CLIP score (e.g. on a reference set of captions like the ones from Parti)
FID, or inception distance in general where we could use other models like CLIP to extract features, as Inception is ImageNet specific
Possibily the recent ImageReward https://arxiv.org/abs/2304.05977, which relies on a model trained on human rankings and is quite easy to use, they are also planning to make the ranking dataset bigger

vkramanuj commented 1 year ago

Good points. The default captions used validate_and_save_model are from https://github.com/j-min/DallEval, with the intent of eventually adding automatic validation to this repo. There are some options for merging into this repo:

Introduce these metrics during the validate_and_save function. I am partially against this because CLIP score and FID score both involve loading other models/datasets, which would complicate the config and GPU memory consumption as well as the main train script.
Set up an asynchronous function that "watches" the output examples folder that validate_and_save makes, then computes FID/CLIP score when there's an update. This would operate on a separate node/set of GPUs than the original train script and would be invoked by the user separately from the train script.

Which do you think is a better option? Also thanks for the pointer to ImageReward, I will look into it!

mehdidc commented 1 year ago

I would also go for option 2 for now at least, because of what you said + the need to distribute the computation of all the metrics over the GPUs as well otherwise only rank zero would be used, while others GPUs would wait.

vkramanuj commented 1 year ago

Sounds good to me, it will take me some time to implement this. Let me know if you'd like to take some part of the PR. I see 3 direct parts:

Integration of FID score evaluation (with https://github.com/j-min/DallEval).
CLIPScore evaluation + possibly ImageReward
A watcher given an evaluation pipeline, which would need to sync to the same wandb as the training run.

I have partial implementations on all of these (except ImageReward) which I will push to a working branch soon that we could use as a starting point.

mehdidc commented 1 year ago

I can take care of ImageReward, and help with others, so please go ahead and push the working branch so that I extend it. maybe you can do FID and I do CLIPScore, or the other way.

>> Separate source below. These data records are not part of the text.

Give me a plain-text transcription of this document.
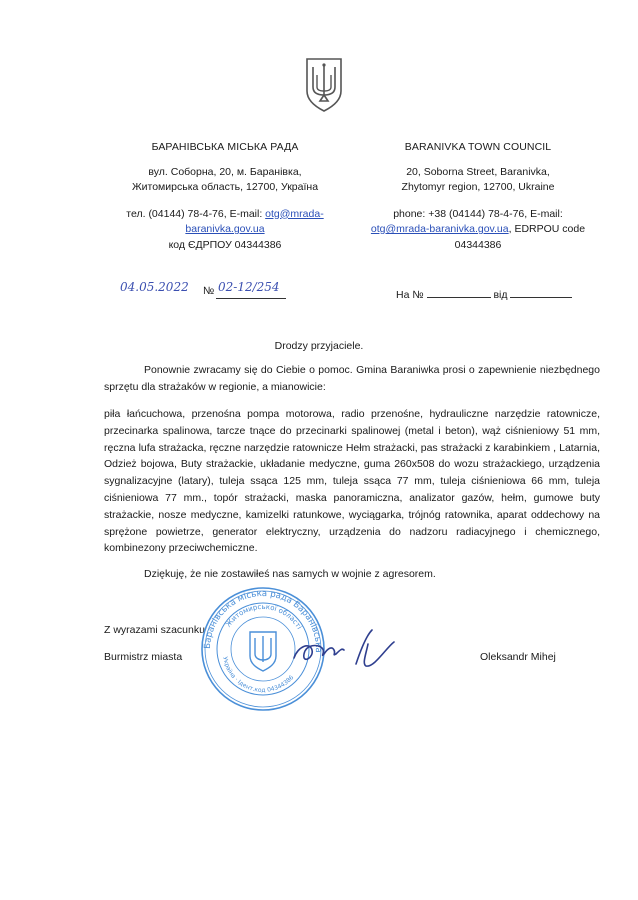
БАРАНІВСЬКА МІСЬКА РАДА
вул. Соборна, 20, м. Баранівка,
Житомирська область, 12700, Україна
тел. (04144) 78-4-76, E-mail: otg@mrada-baranivka.gov.ua
код ЄДРПОУ 04344386
BARANIVKA TOWN COUNCIL
20, Soborna Street, Baranivka,
Zhytomyr region, 12700, Ukraine
phone: +38 (04144) 78-4-76, E-mail:
otg@mrada-baranivka.gov.ua, EDRPOU code
04344386
04.05.2022 № 02-12/254
На №	від
Drodzy przyjaciele.
Ponownie zwracamy się do Ciebie o pomoc. Gmina Baraniwka prosi o zapewnienie niezbędnego sprzętu dla strażaków w regionie, a mianowicie:
piła łańcuchowa, przenośna pompa motorowa, radio przenośne, hydrauliczne narzędzie ratownicze, przecinarka spalinowa, tarcze tnące do przecinarki spalinowej (metal i beton), wąż ciśnieniowy 51 mm, ręczna lufa strażacka, ręczne narzędzie ratownicze Hełm strażacki, pas strażacki z karabinkiem , Latarnia, Odzież bojowa, Buty strażackie, układanie medyczne, guma 260x508 do wozu strażackiego, urządzenia sygnalizacyjne (latary), tuleja ssąca 125 mm, tuleja ssąca 77 mm, tuleja ciśnieniowa 66 mm, tuleja ciśnieniowa 77 mm., topór strażacki, maska panoramiczna, analizator gazów, hełm, gumowe buty strażackie, nosze medyczne, kamizelki ratunkowe, wyciągarka, trójnóg ratownika, aparat oddechowy na sprężone powietrze, generator elektryczny, urządzenia do nadzoru radiacyjnego i chemicznego, kombinezony przeciwchemiczne.
Dziękuję, że nie zostawiłeś nas samych w wojnie z agresorem.
Z wyrazami szacunku
Burmistrz miasta	Oleksandr Mihej
Баранівська міська рада Баранівська
Житомирської області
Україна · Ідент.код 04344386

mehdidc commented 1 year ago

Another work to consider: https://arxiv.org/abs/2305.01569, similar to ImageReward (they also compare themselves with ImageReward). Code: https://github.com/yuvalkirstain/PickScore

vkramanuj commented 1 year ago

Hi Mehdi, I have added some starting code in the evaluation branch. It's rough but has an implementation of computing clip score directly from a tar file w/o extracting as well as how it would be used by someone in evaluation/quality_metrics_watcher.py. It also has a starting point for FID score. Thanks for the pointer to that paper :-) Heads up, I will be a bit slow to reply to things due to the NeurIPS deadline.